Would you like the good news or the bad?
There’s been a bit of gloom skulking about this blog for the past few days, so we thought we’d find some more positive comments for you today, seeing as it’s Friday.
First up is property group Shaftesbury, which invests in London’s West End. The group today reported that this area of the city had an excellent Christmas, with shops and restaurants seeing good trading conditions. The healthy demand for these types of commercial properties has now spread to office space in the West End, the group added, which has meant it has continued to secure lettings at or above its valuers’ last estimated rental values.
Shaftesbury reported a sharp fall in the amount of vacant commercial space available to let that it has on its books – particularly office space, which shrank from 42,000 sq ft at the end of September 2009 to just 18,000 sq ft as of the end of January this year.
Phew! Let’s move on to British Land, which reported better than expected third-quarter results this week and saw its shares rise in response. The group’s Q3 NAV rose 18% to 438p and its property portfolio grew 8.2% in value. British Land said it had seen strong growth in all sectors and in particular commented on the 250,000 sq ft of office space it currently has under offer in London.
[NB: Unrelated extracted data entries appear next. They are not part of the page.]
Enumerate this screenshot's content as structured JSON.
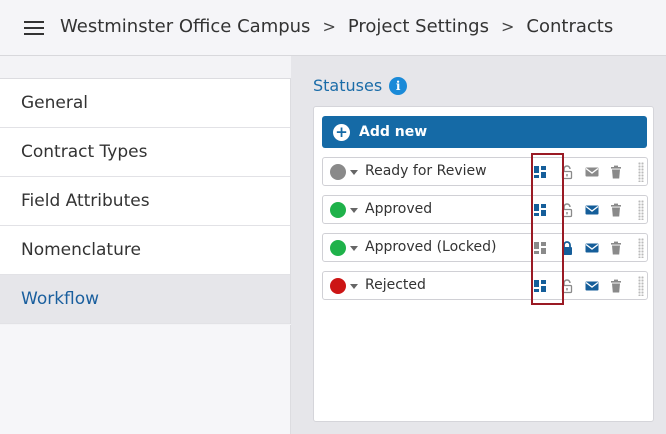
{
  "header": {
    "breadcrumb": [
      "Westminster Office Campus",
      "Project Settings",
      "Contracts"
    ],
    "separator": ">"
  },
  "sidebar": {
    "items": [
      {
        "label": "General",
        "active": false
      },
      {
        "label": "Contract Types",
        "active": false
      },
      {
        "label": "Field Attributes",
        "active": false
      },
      {
        "label": "Nomenclature",
        "active": false
      },
      {
        "label": "Workflow",
        "active": true
      }
    ]
  },
  "main": {
    "title": "Statuses",
    "info_glyph": "i",
    "add_button": {
      "label": "Add new",
      "glyph": "+"
    },
    "statuses": [
      {
        "name": "Ready for Review",
        "color": "#8a8a8a",
        "layout_active": true,
        "locked": false,
        "email_active": false
      },
      {
        "name": "Approved",
        "color": "#1fb24a",
        "layout_active": true,
        "locked": false,
        "email_active": true
      },
      {
        "name": "Approved (Locked)",
        "color": "#1fb24a",
        "layout_active": false,
        "locked": true,
        "email_active": true
      },
      {
        "name": "Rejected",
        "color": "#cc1515",
        "layout_active": true,
        "locked": false,
        "email_active": true
      }
    ]
  },
  "colors": {
    "accent": "#156aa6",
    "icon_inactive": "#8a8a8a",
    "icon_active": "#155e9a",
    "highlight": "#9a1a24"
  }
}
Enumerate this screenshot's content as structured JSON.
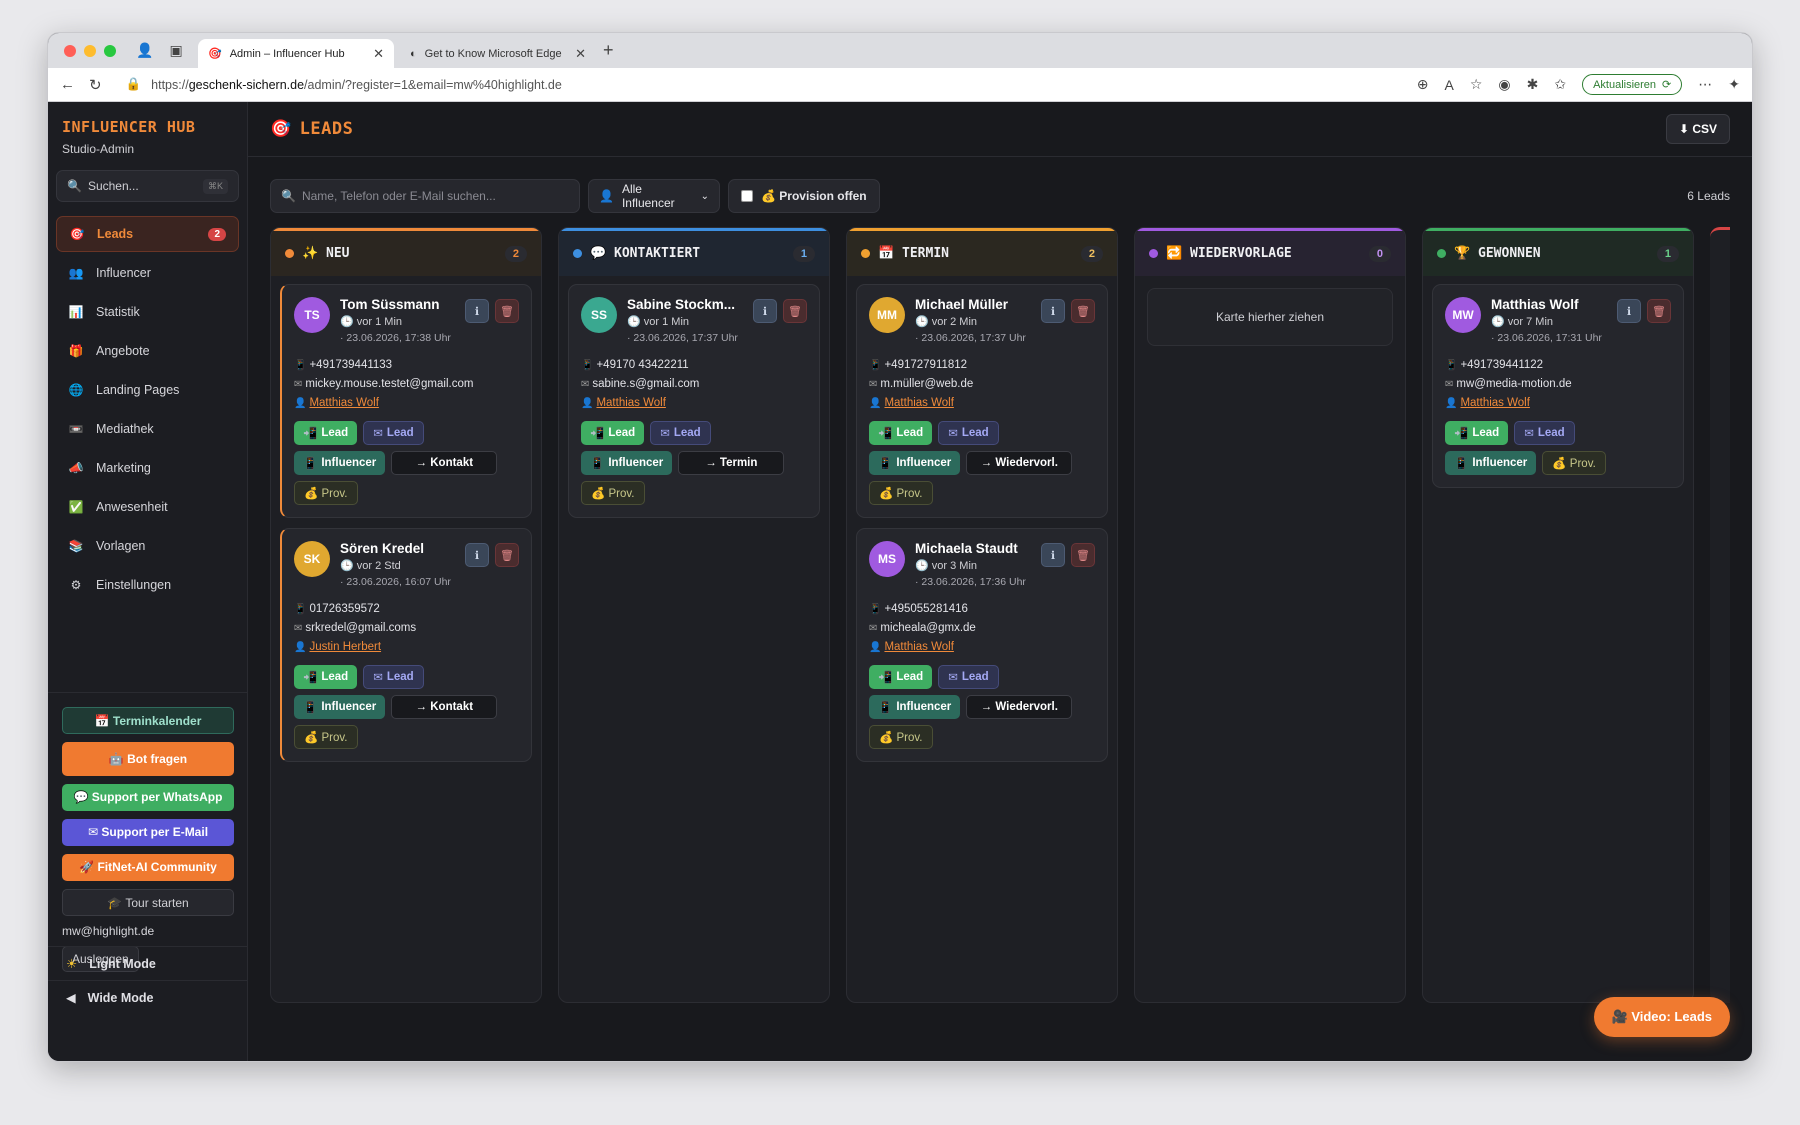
{
  "browser": {
    "tabs": [
      {
        "label": "Admin – Influencer Hub"
      },
      {
        "label": "Get to Know Microsoft Edge"
      }
    ],
    "url_prefix": "https://",
    "url_host": "geschenk-sichern.de",
    "url_path": "/admin/?register=1&email=mw%40highlight.de",
    "update_label": "Aktualisieren"
  },
  "sidebar": {
    "brand_title": "INFLUENCER HUB",
    "brand_sub": "Studio-Admin",
    "search_placeholder": "Suchen...",
    "search_kbd": "⌘K",
    "items": [
      {
        "label": "Leads",
        "icon": "🎯",
        "badge": "2"
      },
      {
        "label": "Influencer",
        "icon": "👥"
      },
      {
        "label": "Statistik",
        "icon": "📊"
      },
      {
        "label": "Angebote",
        "icon": "🎁"
      },
      {
        "label": "Landing Pages",
        "icon": "🌐"
      },
      {
        "label": "Mediathek",
        "icon": "📼"
      },
      {
        "label": "Marketing",
        "icon": "📣"
      },
      {
        "label": "Anwesenheit",
        "icon": "✅"
      },
      {
        "label": "Vorlagen",
        "icon": "📚"
      },
      {
        "label": "Einstellungen",
        "icon": "⚙"
      }
    ],
    "buttons": {
      "calendar": "📅 Terminkalender",
      "bot": "🤖 Bot fragen",
      "whatsapp": "💬 Support per WhatsApp",
      "email": "✉ Support per E-Mail",
      "community": "🚀 FitNet-AI Community",
      "tour": "🎓 Tour starten"
    },
    "user_email": "mw@highlight.de",
    "logout": "Ausloggen",
    "light_mode": "Light Mode",
    "wide_mode": "Wide Mode"
  },
  "main": {
    "title": "LEADS",
    "csv": "⬇ CSV",
    "search_placeholder": "Name, Telefon oder E-Mail suchen...",
    "influencer_filter": "Alle Influencer",
    "provision_filter": "💰 Provision offen",
    "lead_count": "6 Leads",
    "video_button": "🎥 Video: Leads",
    "drop_hint": "Karte hierher ziehen"
  },
  "columns": [
    {
      "title": "✨ NEU",
      "count": "2",
      "color": "#f08a3a"
    },
    {
      "title": "💬 KONTAKTIERT",
      "count": "1",
      "color": "#3d8fe0"
    },
    {
      "title": "📅 TERMIN",
      "count": "2",
      "color": "#f0a030"
    },
    {
      "title": "🔁 WIEDERVORLAGE",
      "count": "0",
      "color": "#a05ae0"
    },
    {
      "title": "🏆 GEWONNEN",
      "count": "1",
      "color": "#3fae62"
    }
  ],
  "cards": [
    {
      "initials": "TS",
      "avatar_color": "#a05ae0",
      "name": "Tom Süssmann",
      "ago": "vor 1 Min",
      "date": "· 23.06.2026, 17:38 Uhr",
      "phone": "+491739441133",
      "email": "mickey.mouse.testet@gmail.com",
      "owner": "Matthias Wolf",
      "tag_lead": "Lead",
      "tag_mail": "Lead",
      "tag_influencer": "Influencer",
      "action": "→ Kontakt",
      "prov": "💰 Prov."
    },
    {
      "initials": "SK",
      "avatar_color": "#e0a830",
      "name": "Sören Kredel",
      "ago": "vor 2 Std",
      "date": "· 23.06.2026, 16:07 Uhr",
      "phone": "01726359572",
      "email": "srkredel@gmail.coms",
      "owner": "Justin Herbert",
      "tag_lead": "Lead",
      "tag_mail": "Lead",
      "tag_influencer": "Influencer",
      "action": "→ Kontakt",
      "prov": "💰 Prov."
    },
    {
      "initials": "SS",
      "avatar_color": "#3aa890",
      "name": "Sabine Stockm...",
      "ago": "vor 1 Min",
      "date": "· 23.06.2026, 17:37 Uhr",
      "phone": "+49170 43422211",
      "email": "sabine.s@gmail.com",
      "owner": "Matthias Wolf",
      "tag_lead": "Lead",
      "tag_mail": "Lead",
      "tag_influencer": "Influencer",
      "action": "→ Termin",
      "prov": "💰 Prov."
    },
    {
      "initials": "MM",
      "avatar_color": "#e0a830",
      "name": "Michael Müller",
      "ago": "vor 2 Min",
      "date": "· 23.06.2026, 17:37 Uhr",
      "phone": "+491727911812",
      "email": "m.müller@web.de",
      "owner": "Matthias Wolf",
      "tag_lead": "Lead",
      "tag_mail": "Lead",
      "tag_influencer": "Influencer",
      "action": "→ Wiedervorl.",
      "prov": "💰 Prov."
    },
    {
      "initials": "MS",
      "avatar_color": "#a05ae0",
      "name": "Michaela Staudt",
      "ago": "vor 3 Min",
      "date": "· 23.06.2026, 17:36 Uhr",
      "phone": "+495055281416",
      "email": "micheala@gmx.de",
      "owner": "Matthias Wolf",
      "tag_lead": "Lead",
      "tag_mail": "Lead",
      "tag_influencer": "Influencer",
      "action": "→ Wiedervorl.",
      "prov": "💰 Prov."
    },
    {
      "initials": "MW",
      "avatar_color": "#a05ae0",
      "name": "Matthias Wolf",
      "ago": "vor 7 Min",
      "date": "· 23.06.2026, 17:31 Uhr",
      "phone": "+491739441122",
      "email": "mw@media-motion.de",
      "owner": "Matthias Wolf",
      "tag_lead": "Lead",
      "tag_mail": "Lead",
      "tag_influencer": "Influencer",
      "prov": "💰 Prov."
    }
  ]
}
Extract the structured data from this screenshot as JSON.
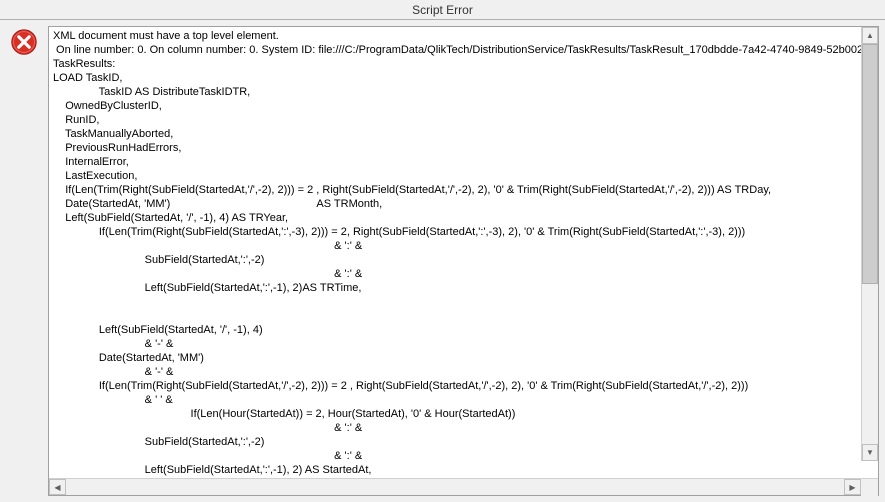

Property Week has noted the lively activity levels for office space in the City of London – it says there are more than 700,000 sq ft of office leasing transactions under way in this small area – although it concludes that, sadly, the rest of the UK still has a long way to go.
So if you’re in Central London you’re smiling, if you’re elsewhere you may be less euphoric. But at least you’re not on the other side of the Atlantic – those of a nervous disposition should under no circumstances look at the Congressional Oversight Panel’s report on commercial property losses in the US. Now that really is bad news.